As with any medication, you must be aware of side effects—and Topamax has two that are particular to the eye that manifest clinically: a sudden increase in myopia and a shallowing of the anterior chamber, sometimes to the point of inducing and acute angle-closure crisis. This is often bilateral in cases of topiramate use. These ophthalmic problems are well documented, and even prompted the FDA to require the manufacturer to issue a “Dear Doctor” letter about them.1
Shallowing of the anterior chamber is believed to occur through anterior rotation of the ciliary body (and subsequent anterior movement of the lens), resulting in an increase in myopia.2 The believed mechanism of angle closure is not related to the development of pupillary block, and may also include the development of shallow anterior choroidal detachments.3 These changes typically occur within the first few weeks of initiating topiramate, and are usually reversible upon ceasing it. However, should the anterior chamber angle close, prompt treatment is required.

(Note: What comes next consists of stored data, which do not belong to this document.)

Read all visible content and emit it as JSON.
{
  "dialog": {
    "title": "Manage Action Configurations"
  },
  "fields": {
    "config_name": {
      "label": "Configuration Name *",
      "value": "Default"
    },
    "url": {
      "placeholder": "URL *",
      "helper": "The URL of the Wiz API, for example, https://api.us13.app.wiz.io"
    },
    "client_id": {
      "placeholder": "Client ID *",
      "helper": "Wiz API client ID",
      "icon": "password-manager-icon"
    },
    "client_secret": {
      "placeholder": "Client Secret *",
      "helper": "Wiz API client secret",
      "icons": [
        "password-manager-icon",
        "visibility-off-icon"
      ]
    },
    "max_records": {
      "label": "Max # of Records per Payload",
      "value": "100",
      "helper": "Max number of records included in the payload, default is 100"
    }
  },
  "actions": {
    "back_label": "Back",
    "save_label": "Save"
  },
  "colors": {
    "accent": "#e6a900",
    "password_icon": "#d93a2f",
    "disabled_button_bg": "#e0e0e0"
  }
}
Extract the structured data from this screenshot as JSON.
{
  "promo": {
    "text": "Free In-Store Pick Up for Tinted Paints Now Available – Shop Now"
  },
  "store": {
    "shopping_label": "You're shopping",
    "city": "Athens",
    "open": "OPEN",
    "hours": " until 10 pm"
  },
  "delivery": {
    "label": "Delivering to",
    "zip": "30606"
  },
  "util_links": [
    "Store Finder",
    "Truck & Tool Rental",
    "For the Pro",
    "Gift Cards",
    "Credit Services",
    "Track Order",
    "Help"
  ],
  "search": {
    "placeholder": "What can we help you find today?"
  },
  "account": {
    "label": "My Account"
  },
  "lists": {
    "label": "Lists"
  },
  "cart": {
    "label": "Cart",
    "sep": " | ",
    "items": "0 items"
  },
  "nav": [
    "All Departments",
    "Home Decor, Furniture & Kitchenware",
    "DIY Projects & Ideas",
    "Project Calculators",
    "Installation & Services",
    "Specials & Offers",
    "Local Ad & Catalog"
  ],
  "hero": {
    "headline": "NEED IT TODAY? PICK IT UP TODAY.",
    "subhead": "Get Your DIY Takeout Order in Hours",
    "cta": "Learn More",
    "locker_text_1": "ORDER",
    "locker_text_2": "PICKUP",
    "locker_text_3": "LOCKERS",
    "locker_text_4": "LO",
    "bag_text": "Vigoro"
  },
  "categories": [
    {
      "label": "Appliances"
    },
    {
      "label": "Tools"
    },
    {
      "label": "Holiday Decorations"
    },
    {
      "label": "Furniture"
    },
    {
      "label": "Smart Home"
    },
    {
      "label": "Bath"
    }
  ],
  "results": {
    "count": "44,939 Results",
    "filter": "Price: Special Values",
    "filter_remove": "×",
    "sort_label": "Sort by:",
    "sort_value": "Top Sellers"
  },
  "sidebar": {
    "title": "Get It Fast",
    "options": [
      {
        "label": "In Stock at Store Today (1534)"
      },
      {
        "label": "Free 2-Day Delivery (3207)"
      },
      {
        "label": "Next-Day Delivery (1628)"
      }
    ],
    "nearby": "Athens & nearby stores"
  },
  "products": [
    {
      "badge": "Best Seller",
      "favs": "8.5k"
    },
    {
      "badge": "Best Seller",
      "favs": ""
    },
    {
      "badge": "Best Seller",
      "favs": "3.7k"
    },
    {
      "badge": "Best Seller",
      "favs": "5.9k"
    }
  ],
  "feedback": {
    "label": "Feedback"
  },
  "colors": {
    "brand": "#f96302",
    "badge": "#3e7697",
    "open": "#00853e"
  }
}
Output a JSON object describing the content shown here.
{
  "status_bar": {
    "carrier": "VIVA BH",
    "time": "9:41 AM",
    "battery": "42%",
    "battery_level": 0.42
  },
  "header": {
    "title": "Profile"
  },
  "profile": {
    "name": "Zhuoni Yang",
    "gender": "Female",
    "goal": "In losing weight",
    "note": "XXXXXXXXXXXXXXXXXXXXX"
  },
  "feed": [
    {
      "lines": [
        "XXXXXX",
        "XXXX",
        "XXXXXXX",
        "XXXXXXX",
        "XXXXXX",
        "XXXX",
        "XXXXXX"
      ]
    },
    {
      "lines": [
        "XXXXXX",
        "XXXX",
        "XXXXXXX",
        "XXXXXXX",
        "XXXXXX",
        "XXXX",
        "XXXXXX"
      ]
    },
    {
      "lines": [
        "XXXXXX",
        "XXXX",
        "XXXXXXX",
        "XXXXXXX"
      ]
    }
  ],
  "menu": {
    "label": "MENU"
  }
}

One of the other side effects of topiramate is a pronounced decrease in appetite, and the medication has been used quite regularly off label to facilitate weight loss. Its exact mechanism in weight loss is not known, but may involve the hypothalamic pituitary and endocrine pathways related to insulin sensitivity.4
In July, the FDA approved a new medication for the treatment of obesity called Qsymia (Vivus) that combines topiramate with phentermine, an adrenergic agent long used for the short-term treatment of obesity. Its side effects include increased heart rate, dry mouth and dry eyes.5 Recent data indicate that the two medications do not have interactions with each other, but that their side effect profile merely is the sum of the adverse effects caused by the individual components.6
Given the epidemic of obesity in the United States, we will all be seeing patients who are medicated with this new drug. So, it’s important for us to be aware that both of the ingredients in this drug have ocular side effects—especially topiramate. While the ocular effects of phentermine may be annoying (dry eyes), the potential effects of topiramate—myopic shift and angle shallowing/closure—are more serious, and require immediate attention in the form of medication cessation.
1. FDA website. MedWatch: The FDA Safety Information and Adverse Event Reporting Program. Topamax (topiramate). Sep 2001. Available at:
2. Craig JE, Ong TJ, Louis DL, et al. Mechanism of topiramate-induced acute-onset myopia and angle closure glaucoma. Am J Ophthalmol. 2004 Jan;137(1):193-5
3. Sankar PS, Pasquale LR, Grosskreutz CL. Uveal effusion and secondary angle-closure glaucoma associated with topiramate use. Arch Ophthalmol. 2002 Dec;119(8):1210-1.
4. Caricilli AM, Penteado E, de Abreu LL, et al. Topiramate treatment improves hypothalamic insulin and leptin signaling and action and reduces obesity in mice. Endocrinology. 2012 Jul 20. [Epub ahead of print]
5. Adipex-P prescribing information. Sellersville, PA: Gate Pharmaceuticals; Jul 2005. Available at:
6. Bays HE, Gadde KM. Phentermine/topiramate for weight reduction and treatment of adverse metabolic consequences in obesity. Drugs Today (Barc). 2011 Dec;47(12):903-14.